Menos de dos meses después de aquellas palabras, se decretó la voladura de todo el edificio sin atender a los requerimientos de los representantes y herederos de sus legítimos propietarios. La entropía había ganado definitivamente la batalla. A partir de aquel momento surgió en el paisaje laboral un nuevo tipo de trabajador desconocido desde hacía tiempo: aquel, que disponiendo aún de algún empleo, vivía por debajo del umbral de la pobreza. Además se favoreció el autoritarismo frente a la flexibilidad negociada, la inestabilidad, el despido… Se retrocedía así a los inicios del siglo XIX donde el proletario es un sujeto desprovisto de cualquier derecho, salvo el de poner su fuerza de trabajo a libre disposición y arbitrio de otro para tratar de no morirse de hambre.
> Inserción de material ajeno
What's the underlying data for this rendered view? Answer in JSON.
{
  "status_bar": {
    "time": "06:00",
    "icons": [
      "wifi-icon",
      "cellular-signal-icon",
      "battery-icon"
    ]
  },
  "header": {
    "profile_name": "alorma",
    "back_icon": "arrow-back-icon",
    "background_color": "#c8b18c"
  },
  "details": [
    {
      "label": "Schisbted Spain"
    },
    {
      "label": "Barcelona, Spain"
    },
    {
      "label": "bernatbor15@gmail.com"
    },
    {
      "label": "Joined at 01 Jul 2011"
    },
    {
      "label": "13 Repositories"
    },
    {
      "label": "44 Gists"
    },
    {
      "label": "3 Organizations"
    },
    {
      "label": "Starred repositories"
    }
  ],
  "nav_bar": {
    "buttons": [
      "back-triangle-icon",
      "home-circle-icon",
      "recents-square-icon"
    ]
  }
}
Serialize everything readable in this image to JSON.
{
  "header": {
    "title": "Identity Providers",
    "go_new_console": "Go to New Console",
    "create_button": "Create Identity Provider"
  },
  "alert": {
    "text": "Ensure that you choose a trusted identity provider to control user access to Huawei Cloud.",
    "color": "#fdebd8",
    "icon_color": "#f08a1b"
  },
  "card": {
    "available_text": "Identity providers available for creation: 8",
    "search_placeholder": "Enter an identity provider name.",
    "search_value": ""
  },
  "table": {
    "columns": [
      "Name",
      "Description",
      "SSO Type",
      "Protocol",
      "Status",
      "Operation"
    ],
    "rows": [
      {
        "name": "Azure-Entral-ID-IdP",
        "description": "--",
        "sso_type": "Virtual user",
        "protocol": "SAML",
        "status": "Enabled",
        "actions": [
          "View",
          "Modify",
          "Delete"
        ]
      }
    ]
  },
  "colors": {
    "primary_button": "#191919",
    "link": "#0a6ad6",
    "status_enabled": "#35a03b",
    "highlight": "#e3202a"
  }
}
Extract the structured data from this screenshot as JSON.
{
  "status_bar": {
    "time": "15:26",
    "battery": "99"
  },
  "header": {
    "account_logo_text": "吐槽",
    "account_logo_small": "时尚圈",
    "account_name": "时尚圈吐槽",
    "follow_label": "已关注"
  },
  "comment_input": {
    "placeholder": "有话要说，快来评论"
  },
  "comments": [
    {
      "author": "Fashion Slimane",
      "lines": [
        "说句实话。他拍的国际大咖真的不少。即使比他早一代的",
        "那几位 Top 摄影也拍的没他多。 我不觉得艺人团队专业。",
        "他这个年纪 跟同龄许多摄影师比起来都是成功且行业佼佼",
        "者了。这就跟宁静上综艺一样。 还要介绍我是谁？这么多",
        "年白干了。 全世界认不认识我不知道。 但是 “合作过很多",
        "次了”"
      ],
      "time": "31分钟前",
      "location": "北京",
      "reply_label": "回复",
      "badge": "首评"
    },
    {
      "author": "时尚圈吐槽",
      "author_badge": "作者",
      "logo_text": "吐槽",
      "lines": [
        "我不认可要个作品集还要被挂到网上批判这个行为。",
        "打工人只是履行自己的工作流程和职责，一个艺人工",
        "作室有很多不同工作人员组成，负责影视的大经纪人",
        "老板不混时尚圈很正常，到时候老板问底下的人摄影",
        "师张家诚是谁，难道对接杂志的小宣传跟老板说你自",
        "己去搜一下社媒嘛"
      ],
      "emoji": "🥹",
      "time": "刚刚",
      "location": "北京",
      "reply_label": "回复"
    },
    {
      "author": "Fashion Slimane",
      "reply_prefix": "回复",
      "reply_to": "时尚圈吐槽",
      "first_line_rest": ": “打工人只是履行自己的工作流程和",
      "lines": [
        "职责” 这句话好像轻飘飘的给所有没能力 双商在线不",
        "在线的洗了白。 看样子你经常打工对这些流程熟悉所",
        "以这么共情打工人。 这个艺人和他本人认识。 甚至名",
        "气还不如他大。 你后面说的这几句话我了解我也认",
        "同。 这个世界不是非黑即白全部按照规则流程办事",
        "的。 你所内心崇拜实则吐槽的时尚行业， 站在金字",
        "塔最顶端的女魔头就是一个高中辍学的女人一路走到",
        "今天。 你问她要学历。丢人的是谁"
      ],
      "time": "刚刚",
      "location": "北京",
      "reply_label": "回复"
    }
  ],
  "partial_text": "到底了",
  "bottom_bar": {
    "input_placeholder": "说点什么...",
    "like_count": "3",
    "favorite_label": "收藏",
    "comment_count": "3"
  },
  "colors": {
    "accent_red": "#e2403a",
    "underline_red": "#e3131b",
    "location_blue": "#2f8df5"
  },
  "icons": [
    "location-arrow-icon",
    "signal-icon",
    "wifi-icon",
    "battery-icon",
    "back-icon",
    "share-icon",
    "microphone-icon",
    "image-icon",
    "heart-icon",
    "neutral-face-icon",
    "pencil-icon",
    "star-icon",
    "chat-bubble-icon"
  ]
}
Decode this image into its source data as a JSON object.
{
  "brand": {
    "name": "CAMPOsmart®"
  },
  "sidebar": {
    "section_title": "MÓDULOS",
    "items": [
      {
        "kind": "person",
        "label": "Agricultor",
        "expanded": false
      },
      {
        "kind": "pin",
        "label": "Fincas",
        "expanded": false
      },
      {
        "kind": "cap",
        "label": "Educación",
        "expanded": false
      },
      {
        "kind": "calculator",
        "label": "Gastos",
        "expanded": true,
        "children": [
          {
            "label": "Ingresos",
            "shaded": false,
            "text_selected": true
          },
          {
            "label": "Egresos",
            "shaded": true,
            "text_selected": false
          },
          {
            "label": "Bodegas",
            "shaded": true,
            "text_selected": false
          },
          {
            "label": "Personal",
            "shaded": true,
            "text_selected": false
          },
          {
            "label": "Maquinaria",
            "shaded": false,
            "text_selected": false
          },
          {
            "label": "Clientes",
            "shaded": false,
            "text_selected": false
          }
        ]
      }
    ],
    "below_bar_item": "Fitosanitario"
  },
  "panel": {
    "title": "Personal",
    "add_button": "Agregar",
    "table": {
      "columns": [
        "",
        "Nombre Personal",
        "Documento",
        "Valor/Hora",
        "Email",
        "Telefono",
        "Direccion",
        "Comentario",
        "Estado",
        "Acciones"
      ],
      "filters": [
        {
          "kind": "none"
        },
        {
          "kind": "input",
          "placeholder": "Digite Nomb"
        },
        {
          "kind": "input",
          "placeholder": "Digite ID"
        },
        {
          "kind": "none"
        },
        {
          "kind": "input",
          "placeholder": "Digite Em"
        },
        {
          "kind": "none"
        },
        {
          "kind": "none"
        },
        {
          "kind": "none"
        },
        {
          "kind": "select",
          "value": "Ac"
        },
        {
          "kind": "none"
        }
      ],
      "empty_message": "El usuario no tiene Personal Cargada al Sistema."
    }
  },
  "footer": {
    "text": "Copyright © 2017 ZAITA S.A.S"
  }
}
Desde aquel instante hubo algunos tímidos intentos de reconstruir lo destruido. Así, con los escombros aún humeantes de la demolición, se convocaron dos huelgas generales con la intención de recuperar, si no el edificio original, al menos las vigas maestras sobre las que se asentaba la estructura. Sin embargo, los convocantes enseguida advirtieron que todo un patrimonio humano había casi desaparecido. Todos aquellos masones que guardaban en su seno el saber gremial de generaciones en los secretos sobre la construcción de aquellas estructuras habían ya desaparecido sin haber podido encontrar apenas discípulos entre los jóvenes a los que transmitir sus conocimientos. Estos, en su (pos)modernidad, consideraban que aquellos saberes estaban obsoletos y no había en ellos nada digno de ser aprendido. Además siempre les habían dicho que aquel tipo de estructuras formaban parte de manera natural del paisaje cotidiano y su solidez les parecía indiscutible.
Es por ello que aquellas convocatorias no tuvieron la respuesta esperada por parte de sus organizadores. Resultaba obvio que ante una demolición decretada de manera unilateral sin ningún tipo de consenso previo, la respuesta exigía de un nivel de contundencia y beligerancia que aquellas huelgas fueron incapaces de mostrar.
Pero, sin duda, el golpe más duro para los herederos de aquella creación ahora derruida estaba por llegar. El horizonte de sus esperanzas estaba puesto en el 20 de Diciembre de 2015. Ese día se celebraba un plebiscito sobre la continuidad del artífice de la demolición. Se esperaba que aquella clase trabajadora desprovista de todo derecho desde aquel fatídico día de febrero de 2012 castigara en las urnas a quien la había sumido en unos niveles de precariedad hasta el momento inimaginados. Sin embargo, el pueblo, formado en su amplia mayoría por trabajadores, decidió apostar por la permanencia en el poder de quien los había condenado a aquel estado. Y por si este golpe no fuese lo suficientemente duro de encajar, seis meses después, en otro plebiscito celebrado con la misma finalidad, se volvió a confirmar el resultado anterior.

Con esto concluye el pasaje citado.